On 6 October, the Advocate General (AG) delivered her conclusions. We summarize and comment on these conclusions hereafter.
1. Services directly necessary to exempt or out-of-scope activities
Under the Luxembourg law, members could perform taxable activities for up to 30 percent of their turnover. This rule has been introduced because many companies in the financial sector and non-profit organizations have some activities subject to VAT. It is worth noting that the Belgian and French IGP regimes allow a similar threshold (respectively 10 percent and 20 percent).

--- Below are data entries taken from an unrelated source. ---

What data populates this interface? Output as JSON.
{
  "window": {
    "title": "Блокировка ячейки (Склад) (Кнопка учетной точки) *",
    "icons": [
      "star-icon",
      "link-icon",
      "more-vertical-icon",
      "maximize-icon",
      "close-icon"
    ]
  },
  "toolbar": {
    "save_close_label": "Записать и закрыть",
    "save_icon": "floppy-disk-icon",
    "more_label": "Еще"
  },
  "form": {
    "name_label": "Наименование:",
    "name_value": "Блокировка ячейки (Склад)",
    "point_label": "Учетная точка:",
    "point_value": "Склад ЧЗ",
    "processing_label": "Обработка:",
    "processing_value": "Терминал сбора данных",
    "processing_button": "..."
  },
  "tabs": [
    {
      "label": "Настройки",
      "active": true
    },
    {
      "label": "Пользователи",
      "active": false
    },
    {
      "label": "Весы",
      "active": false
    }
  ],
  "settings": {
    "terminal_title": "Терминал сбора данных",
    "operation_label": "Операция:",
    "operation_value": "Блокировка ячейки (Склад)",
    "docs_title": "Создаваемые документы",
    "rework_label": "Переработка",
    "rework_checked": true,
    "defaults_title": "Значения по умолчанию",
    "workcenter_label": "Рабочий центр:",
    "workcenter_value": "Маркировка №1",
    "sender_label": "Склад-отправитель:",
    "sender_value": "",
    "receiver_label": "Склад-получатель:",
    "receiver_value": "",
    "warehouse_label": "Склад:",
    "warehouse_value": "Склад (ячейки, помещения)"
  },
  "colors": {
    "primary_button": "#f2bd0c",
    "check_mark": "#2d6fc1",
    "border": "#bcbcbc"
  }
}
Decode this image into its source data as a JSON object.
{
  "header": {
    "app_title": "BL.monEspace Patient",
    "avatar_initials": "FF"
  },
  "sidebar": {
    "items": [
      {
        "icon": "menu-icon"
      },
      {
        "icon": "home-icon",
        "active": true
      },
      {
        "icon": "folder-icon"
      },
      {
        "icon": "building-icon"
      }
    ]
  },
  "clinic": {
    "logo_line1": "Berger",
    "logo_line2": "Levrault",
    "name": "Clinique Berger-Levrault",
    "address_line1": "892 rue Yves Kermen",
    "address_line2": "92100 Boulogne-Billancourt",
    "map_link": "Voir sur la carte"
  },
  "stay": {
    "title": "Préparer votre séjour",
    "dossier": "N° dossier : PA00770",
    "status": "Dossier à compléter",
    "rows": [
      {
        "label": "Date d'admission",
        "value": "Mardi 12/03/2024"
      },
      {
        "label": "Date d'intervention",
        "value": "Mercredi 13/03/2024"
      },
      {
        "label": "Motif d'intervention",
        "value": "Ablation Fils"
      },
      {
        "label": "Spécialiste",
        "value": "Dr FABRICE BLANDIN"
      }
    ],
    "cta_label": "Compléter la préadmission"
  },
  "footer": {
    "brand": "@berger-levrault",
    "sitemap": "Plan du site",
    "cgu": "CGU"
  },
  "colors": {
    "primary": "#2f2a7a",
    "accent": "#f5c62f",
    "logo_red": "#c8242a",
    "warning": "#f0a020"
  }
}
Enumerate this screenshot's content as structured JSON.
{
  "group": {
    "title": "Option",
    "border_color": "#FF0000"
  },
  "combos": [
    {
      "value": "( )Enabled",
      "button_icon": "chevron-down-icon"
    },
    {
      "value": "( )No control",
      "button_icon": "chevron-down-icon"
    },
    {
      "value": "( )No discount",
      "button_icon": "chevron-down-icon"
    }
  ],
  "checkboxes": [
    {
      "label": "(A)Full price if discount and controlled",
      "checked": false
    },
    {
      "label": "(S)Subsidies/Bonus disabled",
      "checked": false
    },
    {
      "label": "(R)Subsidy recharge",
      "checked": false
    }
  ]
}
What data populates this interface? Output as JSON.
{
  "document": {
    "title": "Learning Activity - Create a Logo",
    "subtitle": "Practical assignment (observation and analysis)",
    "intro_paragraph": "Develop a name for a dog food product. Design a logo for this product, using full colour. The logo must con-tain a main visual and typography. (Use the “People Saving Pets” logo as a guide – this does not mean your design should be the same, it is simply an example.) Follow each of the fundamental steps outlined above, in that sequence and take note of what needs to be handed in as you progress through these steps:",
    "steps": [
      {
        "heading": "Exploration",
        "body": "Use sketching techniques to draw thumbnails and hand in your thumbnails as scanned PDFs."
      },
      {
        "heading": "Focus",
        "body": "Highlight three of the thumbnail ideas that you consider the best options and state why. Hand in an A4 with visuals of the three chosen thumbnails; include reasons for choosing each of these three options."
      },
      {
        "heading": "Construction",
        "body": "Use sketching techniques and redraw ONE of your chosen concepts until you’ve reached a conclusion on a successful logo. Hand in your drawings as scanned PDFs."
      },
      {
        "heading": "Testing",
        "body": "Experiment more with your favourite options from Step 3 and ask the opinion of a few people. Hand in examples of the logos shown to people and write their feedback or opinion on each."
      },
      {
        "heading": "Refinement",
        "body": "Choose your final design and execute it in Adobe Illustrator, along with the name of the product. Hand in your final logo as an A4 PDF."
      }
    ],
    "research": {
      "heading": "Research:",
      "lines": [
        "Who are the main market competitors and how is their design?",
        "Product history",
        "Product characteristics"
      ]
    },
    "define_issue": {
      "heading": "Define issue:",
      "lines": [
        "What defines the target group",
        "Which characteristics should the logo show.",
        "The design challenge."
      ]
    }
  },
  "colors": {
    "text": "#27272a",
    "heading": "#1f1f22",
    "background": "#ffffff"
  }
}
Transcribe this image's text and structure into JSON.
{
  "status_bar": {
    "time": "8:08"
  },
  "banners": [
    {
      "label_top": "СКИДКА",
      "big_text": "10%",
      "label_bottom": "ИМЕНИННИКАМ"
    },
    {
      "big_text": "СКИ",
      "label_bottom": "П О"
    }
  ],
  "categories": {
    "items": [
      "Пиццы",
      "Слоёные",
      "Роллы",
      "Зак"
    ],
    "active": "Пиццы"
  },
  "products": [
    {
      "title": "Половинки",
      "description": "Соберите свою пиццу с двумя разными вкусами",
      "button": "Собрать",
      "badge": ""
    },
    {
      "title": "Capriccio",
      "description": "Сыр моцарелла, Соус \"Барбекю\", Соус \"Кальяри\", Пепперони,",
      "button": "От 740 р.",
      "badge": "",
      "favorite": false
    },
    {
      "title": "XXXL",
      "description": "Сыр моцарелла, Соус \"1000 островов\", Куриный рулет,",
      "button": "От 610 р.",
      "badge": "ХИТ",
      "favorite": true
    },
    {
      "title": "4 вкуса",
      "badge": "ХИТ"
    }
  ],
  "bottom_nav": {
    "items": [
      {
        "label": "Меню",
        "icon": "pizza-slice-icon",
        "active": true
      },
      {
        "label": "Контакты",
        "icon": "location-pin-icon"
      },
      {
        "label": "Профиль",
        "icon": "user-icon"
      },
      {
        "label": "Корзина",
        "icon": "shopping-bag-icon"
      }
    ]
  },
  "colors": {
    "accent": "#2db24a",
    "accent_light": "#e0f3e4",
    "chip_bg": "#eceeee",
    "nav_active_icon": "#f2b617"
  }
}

The AG considers that an IGP could only render services that are directly necessary for exemption or out-of-scope activities undertaken by its members. The AG gave the example of accounting services that would be used for the global activity of the members, and additionally the example of exploiting medical machinery that will be of direct use for an exempt activity. According to the reasoning of the AG, the IGP exemption could be available only in the second situation.
2. Possibility for members to recover VAT incurred by the IGP
The Luxembourg law allows members to recover the VAT incurred by the IGP on its costs up to their VAT deduction right and their share of the services performed by the IGP. This specific rule aims to create a perfect neutrality of the tax. In this respect, Luxembourg has invoked that the CJEU, in its PPG case,2 has allowed that a taxable person could recover the VAT incurred by the pension fund he has set up for his employees.
In her conclusions, the AG considers that a member could not recover the VAT on costs incurred by the IGP because the member is not the beneficiary of the service.
3. Contributions by members to the IGP
The Luxembourg regime gives the possibility for members to acquire goods and services in its own name, in the account of the IGP, and to pool these goods and services in the IGP in a VAT-free manner.
The AG considers that the IGP is a taxable person independent from its members. Consequently, the goods and services acquired by a member and pooled in the IGP should be treated as transactions in the scope of VAT.
We have, of course, to await the decision of the court. However, should the court follow the opinion of the AG, this would represent a dramatic restriction of the scope of application of the IGP regime and will make it impractical in a lot of situations. This will be true not only in Luxembourg but also in many other Member States and will thus not satisfy the wishes of the Commission to see the IGP more broadly used. Any organization using the services of an IGP should be aware of this case and monitor its potential impact, including looking for a potential alternative, if any exist.
1. Commission staff working document accompanying the Green Paper on the future of VAT, SEC (2010) 1455, 1st December 2010, pages 96 to 99.
2. PPG Holdings, C-26/12, 18 July 2013.